Against this backdrop, the researchers have carried out a study investigating whether deep neural networks can represent associations between gene expression, histology (microscopic features of biological tissues), and CT-derived image features. They found that the network could not only reproduce previously reported associations but also identify new ones.
The researchers used a dataset of 262 patients to train their neural networks to predict 101 features from a massive collection of 21,766 gene expressions. They then tested its predictive ability on an independent dataset of 89 patients, while pitting its ability against that of other models within the training dataset. Finally, they applied gene masking to determine the learned associations between subsets of genes and the type of lung cancer.
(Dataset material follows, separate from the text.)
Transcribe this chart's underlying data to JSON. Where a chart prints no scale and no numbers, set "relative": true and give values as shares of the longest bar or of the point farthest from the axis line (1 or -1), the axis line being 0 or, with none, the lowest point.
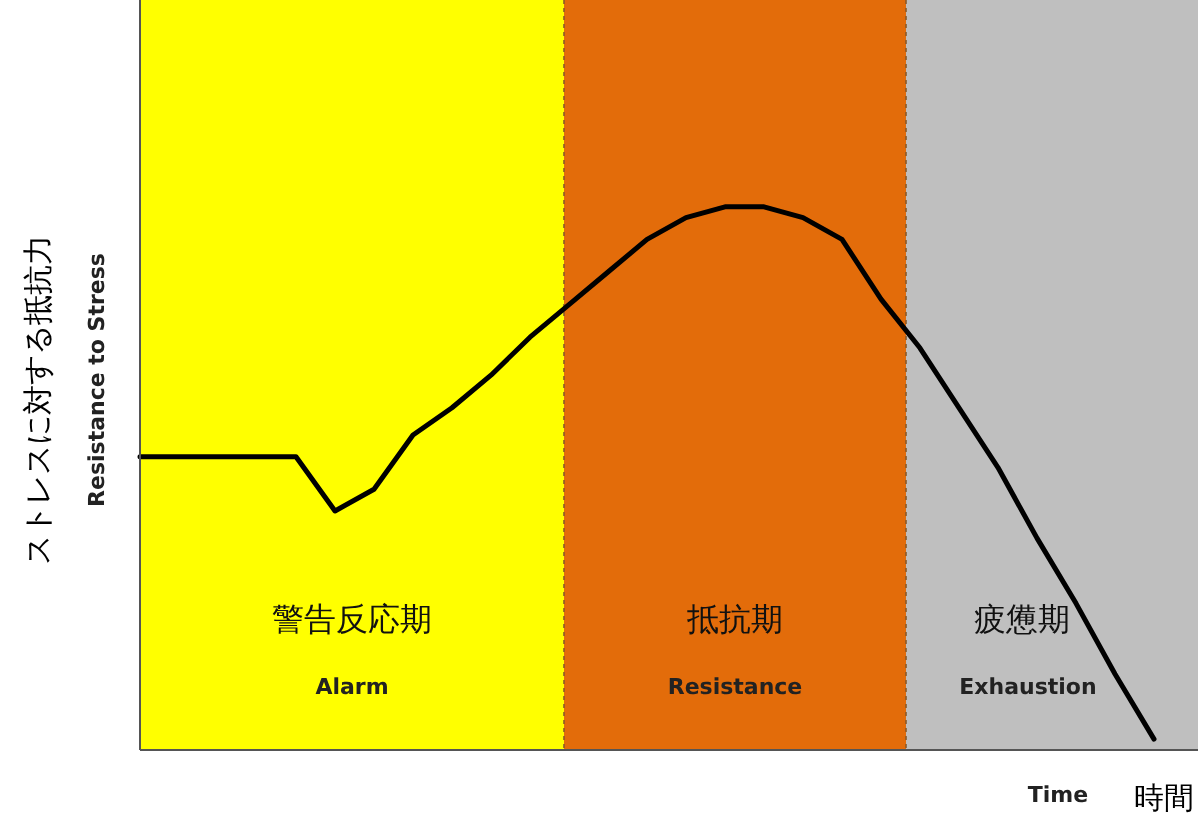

They found that the overall performance of neural networks at representing these datasets was better than the other models and generalizable to datasets from another population. Additionally, the results of gene masking suggested that the prediction of each imaging feature was related to a unique gene expression profile governed by biological processes.
The researchers are encouraged by their findings. “While radiogenomic associations have previously been shown to accurately risk stratify patients, we are excited by the prospect that our model can better identify and understand the significance of these associations. We hope this approach increases the radiologist’s confidence in assessing the type of lung cancer seen on a CT scan. This information would be highly beneficial in informing individualized treatment planning.